Must give out free tickets to that planet at school.I think my son laminated his.

Karen
Karen
6 years ago

Is it wrong to feel this way about a seven year old? That I’m raising a legit asshole and not just one getting ready for a (hopefully, return-) trip to Planet Asshole?

Jessica V.
Jessica V.
6 years ago

YES – THIS! I have a 12 1/2 year old and the constant eye-rolling, sarcasm and statements of inanity that always begin with “so BASICALLY,” ramble on through some bullshit that is NOT AT ALL THE POINT, and then end with “for whatever reason.” Usually with a “randomly” thrown in for good measure. It’s exhausting. #solidarity

Pete
Pete
6 years ago

The best quote about raising kids came from the Movie Parenthood…

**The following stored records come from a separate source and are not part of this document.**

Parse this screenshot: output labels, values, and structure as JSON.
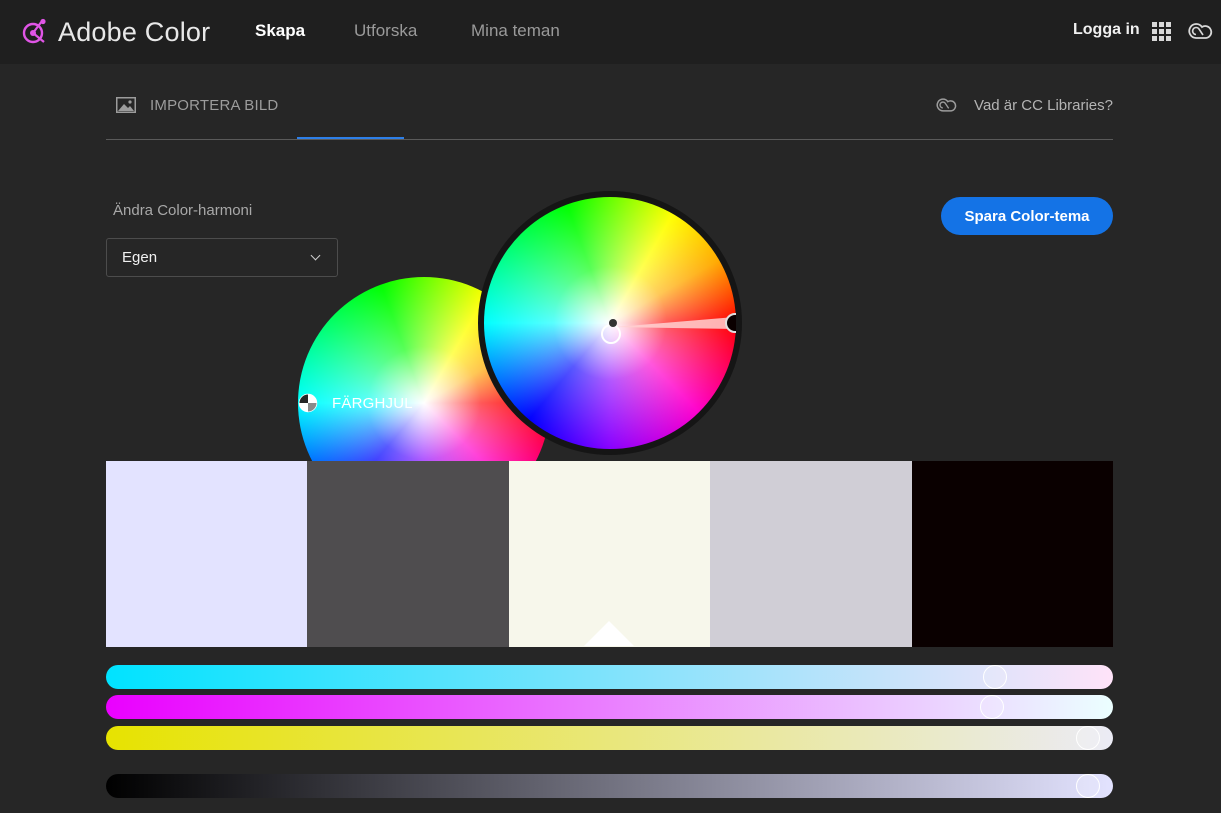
{
  "app": {
    "name": "Adobe Color"
  },
  "nav": {
    "links": [
      {
        "label": "Skapa",
        "active": true
      },
      {
        "label": "Utforska",
        "active": false
      },
      {
        "label": "Mina teman",
        "active": false
      }
    ],
    "login": "Logga in"
  },
  "tabs": {
    "import": "IMPORTERA BILD",
    "wheel": "FÄRGHJUL",
    "active": "wheel",
    "cc_libraries": "Vad är CC Libraries?"
  },
  "harmony": {
    "label": "Ändra Color-harmoni",
    "selected": "Egen"
  },
  "save_button": "Spara Color-tema",
  "palette": {
    "swatches": [
      "#E3E3FF",
      "#4F4D4F",
      "#F7F7EB",
      "#D0CED6",
      "#0A0000"
    ],
    "selected_index": 2
  },
  "sliders": [
    {
      "name": "cyan",
      "from": "#00E3FF",
      "to": "#FFE3F9",
      "value": 0.892
    },
    {
      "name": "magenta",
      "from": "#EA00FF",
      "to": "#EBFFFF",
      "value": 0.889
    },
    {
      "name": "yellow",
      "from": "#E7E300",
      "to": "#EBEBF5",
      "value": 0.987
    },
    {
      "name": "black",
      "from": "#000000",
      "to": "#E3E3FF",
      "value": 0.987
    }
  ],
  "colors": {
    "accent": "#1473E6",
    "tab_underline": "#2D7FE8",
    "background": "#262626",
    "topbar": "#1F1F1F"
  },
  "icons": [
    "adobe-color-logo-icon",
    "apps-grid-icon",
    "creative-cloud-icon",
    "image-icon",
    "color-wheel-icon",
    "chevron-down-icon"
  ]
}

Frank: [on parenting] It’s like your Aunt Edna’s ass. It goes on forever and it’s just as frightening.

Gil: That’s true.

Frank: There is no end zone. You never cross the goal line, spike the ball and do your touchdown dance. Never.

Donna Plumley Brubach
Donna Plumley Brubach
6 years ago

I remember those days and they do mostly grow out of it. But you’ll have seriously gray hair by then. Choking is NOT an option hon.

Koa
Koa
6 years ago

I get every one of those lines verbatim from my about to be 9 year old, daily. I’ve wondered if he’s just a bery self aware/manipulative asshole child, or is entering puberty early, causing the assholeness. In both versions I’m afraid I did something wrong. I definitely didn’t eat hormone filled chicken when I was pregnant so maybe he is a bad seed? Until he says “kiss mom.”

barb.
barb.
6 years ago

Are you sure you’re describing your kid? Because *my* 12yo pulls this shit constantly and I’m losing my mind. I don’t know that the pair of us are going to survive this particular parenting/growing-up milestone. There are days where it definitely feels like a last-man-standing situation and I’m losing. His favorite maneuver is to gaslight me: “I NEVER said/did (thing that he absolutely did/said). I NEVER would. YOU must be LYING.”

Jeanette
6 years ago

I sure don’t miss those days! They will grow out of it but in the meantime choose your battles! I always tried to not sweat the small stuff and kept the hysterics for when I really needed it!

April
April
6 years ago

I love that you are writing more again- it is such a treat! Thank you!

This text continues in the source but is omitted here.